The land area remaining after the taking was estimated to be 3.12 acres. At his unit value per acre of $85,000, he computed the after value of the land to be worth $265,200. He estimated the cost of replacing the 10 lost parking spaces at $3,700. With this deduction, his final after taking value was $261,500. Damages, therefore, were estimated to be $16,500, the amount paid to the plaintiff. In recapitulation, the breakdown was as follows: fee taken — $7,650; improvements taken — $5,150; and cost to cure lost parking — $3,700; total $16,500.
"When part of a tract of land is taken for the public use, `just compensation' includes recovery for the part taken and for any damages visited upon the remainder which result from the CT Page 537-F taking. Bowen v. Ives, 171 Conn. 231, 236, 368 A.2d 82; Meriden v. Highway Commissioner, 169 Conn. 655, 659, 363 A.2d 1091. Damages are measured by application of the `before and after rule.' Ibid. The court must `determine the difference between the market value of the whole tract as it lay before the taking and the market value of what remained of it thereafter.' Lefebrve v.Cox, 129 Conn. 262, 265, 28 A.2d 5. The court should consider any and all damages which will foreseeably follow from the proper construction of the project, including any damage to the remainder which is a necessary, natural and proximate result of the taking. Bowen v. Ives, supra; Budney v. Ives, 156 Conn. 83,88, 239 A.2d 182; Holley v. Torrington, 63 Conn. 426, 433,218 A. 613." Plunske v.
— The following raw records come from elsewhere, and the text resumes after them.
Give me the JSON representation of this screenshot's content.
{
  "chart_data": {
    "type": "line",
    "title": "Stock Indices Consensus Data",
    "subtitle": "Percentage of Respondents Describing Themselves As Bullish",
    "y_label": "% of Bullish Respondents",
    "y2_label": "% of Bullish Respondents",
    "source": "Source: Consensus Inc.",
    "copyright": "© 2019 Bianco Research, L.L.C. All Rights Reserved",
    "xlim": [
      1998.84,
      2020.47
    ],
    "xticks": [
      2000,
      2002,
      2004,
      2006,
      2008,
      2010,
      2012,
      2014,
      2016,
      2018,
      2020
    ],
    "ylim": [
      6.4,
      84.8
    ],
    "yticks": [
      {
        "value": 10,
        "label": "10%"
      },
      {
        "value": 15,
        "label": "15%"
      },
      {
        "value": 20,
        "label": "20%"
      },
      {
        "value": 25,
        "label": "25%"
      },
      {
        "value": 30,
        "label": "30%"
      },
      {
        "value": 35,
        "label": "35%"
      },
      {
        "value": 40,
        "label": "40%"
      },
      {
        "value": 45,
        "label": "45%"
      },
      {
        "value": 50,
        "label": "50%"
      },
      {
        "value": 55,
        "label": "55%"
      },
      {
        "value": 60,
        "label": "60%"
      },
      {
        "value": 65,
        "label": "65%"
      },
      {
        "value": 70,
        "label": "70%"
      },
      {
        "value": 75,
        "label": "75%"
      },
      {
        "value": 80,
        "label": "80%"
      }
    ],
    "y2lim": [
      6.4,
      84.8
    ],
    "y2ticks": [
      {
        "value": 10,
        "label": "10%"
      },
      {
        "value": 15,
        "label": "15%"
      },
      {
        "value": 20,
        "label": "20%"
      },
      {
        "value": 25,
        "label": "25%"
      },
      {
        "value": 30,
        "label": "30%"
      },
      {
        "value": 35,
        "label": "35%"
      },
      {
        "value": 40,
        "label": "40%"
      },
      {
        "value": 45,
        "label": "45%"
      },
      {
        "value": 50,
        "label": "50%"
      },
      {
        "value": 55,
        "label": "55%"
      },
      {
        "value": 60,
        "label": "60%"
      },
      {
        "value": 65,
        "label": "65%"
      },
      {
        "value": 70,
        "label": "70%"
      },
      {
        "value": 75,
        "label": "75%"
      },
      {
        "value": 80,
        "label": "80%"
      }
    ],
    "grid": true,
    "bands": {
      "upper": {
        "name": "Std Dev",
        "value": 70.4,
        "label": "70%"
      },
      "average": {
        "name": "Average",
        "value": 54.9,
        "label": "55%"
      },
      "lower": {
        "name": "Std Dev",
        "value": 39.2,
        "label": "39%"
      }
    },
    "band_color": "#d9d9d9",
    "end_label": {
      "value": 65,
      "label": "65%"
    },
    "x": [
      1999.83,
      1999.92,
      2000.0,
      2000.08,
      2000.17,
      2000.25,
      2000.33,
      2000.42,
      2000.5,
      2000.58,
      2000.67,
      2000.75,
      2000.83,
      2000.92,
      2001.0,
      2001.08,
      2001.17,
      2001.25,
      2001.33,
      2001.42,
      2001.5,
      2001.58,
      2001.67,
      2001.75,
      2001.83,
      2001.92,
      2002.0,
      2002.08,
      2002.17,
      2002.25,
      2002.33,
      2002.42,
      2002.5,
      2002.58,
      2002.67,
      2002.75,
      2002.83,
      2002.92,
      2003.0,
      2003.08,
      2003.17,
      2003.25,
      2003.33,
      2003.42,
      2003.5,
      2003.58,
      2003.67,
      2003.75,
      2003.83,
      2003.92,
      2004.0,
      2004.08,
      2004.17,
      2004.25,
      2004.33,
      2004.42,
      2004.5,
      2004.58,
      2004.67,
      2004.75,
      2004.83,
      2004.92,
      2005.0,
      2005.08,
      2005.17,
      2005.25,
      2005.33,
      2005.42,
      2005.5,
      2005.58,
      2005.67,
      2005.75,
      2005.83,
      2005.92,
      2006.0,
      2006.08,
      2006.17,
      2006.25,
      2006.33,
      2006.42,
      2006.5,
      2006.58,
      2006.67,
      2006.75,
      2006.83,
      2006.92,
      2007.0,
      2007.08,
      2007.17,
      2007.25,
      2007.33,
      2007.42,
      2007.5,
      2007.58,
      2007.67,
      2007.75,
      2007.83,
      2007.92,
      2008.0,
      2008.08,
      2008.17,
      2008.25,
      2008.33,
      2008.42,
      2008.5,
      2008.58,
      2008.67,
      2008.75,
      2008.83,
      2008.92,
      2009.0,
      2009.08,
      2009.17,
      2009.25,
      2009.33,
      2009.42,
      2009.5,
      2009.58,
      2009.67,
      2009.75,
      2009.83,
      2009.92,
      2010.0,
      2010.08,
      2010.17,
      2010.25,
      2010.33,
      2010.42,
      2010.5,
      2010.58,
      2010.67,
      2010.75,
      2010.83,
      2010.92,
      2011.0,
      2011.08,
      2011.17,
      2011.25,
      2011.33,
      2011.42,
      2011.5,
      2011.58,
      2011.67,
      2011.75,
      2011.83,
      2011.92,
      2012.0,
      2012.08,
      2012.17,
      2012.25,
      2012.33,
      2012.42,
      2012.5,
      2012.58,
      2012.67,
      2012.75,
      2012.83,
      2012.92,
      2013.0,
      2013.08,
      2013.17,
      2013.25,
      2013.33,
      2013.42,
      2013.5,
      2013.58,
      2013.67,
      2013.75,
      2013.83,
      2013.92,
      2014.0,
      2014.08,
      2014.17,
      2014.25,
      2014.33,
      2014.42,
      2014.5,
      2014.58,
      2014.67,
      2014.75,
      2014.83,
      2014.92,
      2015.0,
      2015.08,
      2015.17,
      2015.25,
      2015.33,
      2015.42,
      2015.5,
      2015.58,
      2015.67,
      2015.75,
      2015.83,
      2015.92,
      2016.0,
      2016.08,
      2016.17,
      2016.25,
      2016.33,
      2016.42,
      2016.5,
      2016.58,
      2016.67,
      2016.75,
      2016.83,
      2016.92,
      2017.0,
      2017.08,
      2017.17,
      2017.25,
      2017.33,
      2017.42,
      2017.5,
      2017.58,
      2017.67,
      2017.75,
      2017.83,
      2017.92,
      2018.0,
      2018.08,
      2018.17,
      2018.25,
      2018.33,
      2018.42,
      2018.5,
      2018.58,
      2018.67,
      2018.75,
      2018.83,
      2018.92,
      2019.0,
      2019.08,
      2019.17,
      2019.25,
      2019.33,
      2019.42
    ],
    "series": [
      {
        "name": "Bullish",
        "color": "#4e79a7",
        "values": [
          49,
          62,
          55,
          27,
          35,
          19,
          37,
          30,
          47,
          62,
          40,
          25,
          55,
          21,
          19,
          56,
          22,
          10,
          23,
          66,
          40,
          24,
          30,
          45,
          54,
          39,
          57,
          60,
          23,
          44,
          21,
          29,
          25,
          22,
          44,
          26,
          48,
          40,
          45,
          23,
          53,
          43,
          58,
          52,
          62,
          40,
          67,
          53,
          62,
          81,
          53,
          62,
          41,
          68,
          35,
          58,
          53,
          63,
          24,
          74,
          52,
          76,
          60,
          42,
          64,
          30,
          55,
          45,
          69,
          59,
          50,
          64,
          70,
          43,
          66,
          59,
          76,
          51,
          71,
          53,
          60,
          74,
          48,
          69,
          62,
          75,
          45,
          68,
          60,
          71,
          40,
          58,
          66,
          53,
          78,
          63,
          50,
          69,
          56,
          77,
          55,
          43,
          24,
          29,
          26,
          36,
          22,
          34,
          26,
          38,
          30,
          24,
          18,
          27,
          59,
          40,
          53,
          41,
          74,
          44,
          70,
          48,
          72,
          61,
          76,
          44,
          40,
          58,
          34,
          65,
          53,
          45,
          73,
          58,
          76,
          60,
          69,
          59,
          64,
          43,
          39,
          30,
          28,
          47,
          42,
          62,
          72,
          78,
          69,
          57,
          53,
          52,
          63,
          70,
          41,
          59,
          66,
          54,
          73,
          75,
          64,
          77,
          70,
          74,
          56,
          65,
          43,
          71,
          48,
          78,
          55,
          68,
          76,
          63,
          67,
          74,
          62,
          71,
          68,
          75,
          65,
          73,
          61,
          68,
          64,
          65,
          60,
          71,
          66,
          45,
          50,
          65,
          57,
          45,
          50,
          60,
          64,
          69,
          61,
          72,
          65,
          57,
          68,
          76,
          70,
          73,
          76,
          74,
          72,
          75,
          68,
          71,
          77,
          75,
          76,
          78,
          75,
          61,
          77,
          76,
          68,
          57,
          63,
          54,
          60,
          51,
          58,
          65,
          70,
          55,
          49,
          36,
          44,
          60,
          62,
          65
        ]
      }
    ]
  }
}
Wood, 171 Conn. 280, 283-84.
The purpose of offering in evidence the opinions of experts as to the value of land is to aid the trier to arrive at his own conclusion, which is to be reached by weighing those opinions in the light of all the circumstances in evidence bearing upon value and his own general knowledge of the elements going to establish it. Birnbaum v. Ives, 163 Conn. 12, 20, 301 A.2d 262; Bennett v.New Haven Redevelopment Agency, 148 Conn. 513, 516, 172 A.2d 612. "In a condemnation case, the referee is more than a trier of facts or an arbiter of differing opinions of witnesses. `He is charged by the General Statutes and the decisions of this court with the duty of making an independent determination of value and CT Page 537-G fair compensation in the light of the circumstances, the evidence, his general knowledge and his viewing of the premises.'Birnbaum v. Ives, supra, 21." Bowen v. Ives, supra, 239.
The different elements of damage to the remaining property recoverable in addition to direct damages are as numerous as the possible forms of injury to it, but they must be reasonably said to have affected its market value just after the taking. SeeBowen v. Ives, supra, 231, 238.
The elements of the plaintiff's direct and severance damages due to the taking of November 23, 1994, are: (1) the loss of fee to 3,936 square feet along the entire street frontage of 393.6 feet for a depth of 3 feet in the rear to a depth of about 32.88 feet in the front at the entrance to the property; (2) loss of improvements in the taken area; (3) limitation or restriction of access by heavy-duty trucks to rear of building for maintenance of premises and service of electrical power cable and equipment; driveway between non-access highway and building greatly reduced in width; State property in rear of the building also non-accessible; and (4) relocation and paving of 10 parking spaces.
After viewing the site of subject property, and after giving due consideration to the opinions of expert witnesses and to a knowledge of the elements that establish value, I find that the CT Page 537-H before taking value of the subject property was $401,000 and that the after taking value is $372,500. Damages, therefore, are assessed at $28,500.
Judgment may enter for the plaintiff in the amount of $28,500, less $16,500 already paid, or an excess of $12,000, with interest on such excess at 8% per annum from the date of taking to the date of payment, together with costs and a reasonable appraisal fee of $2,500.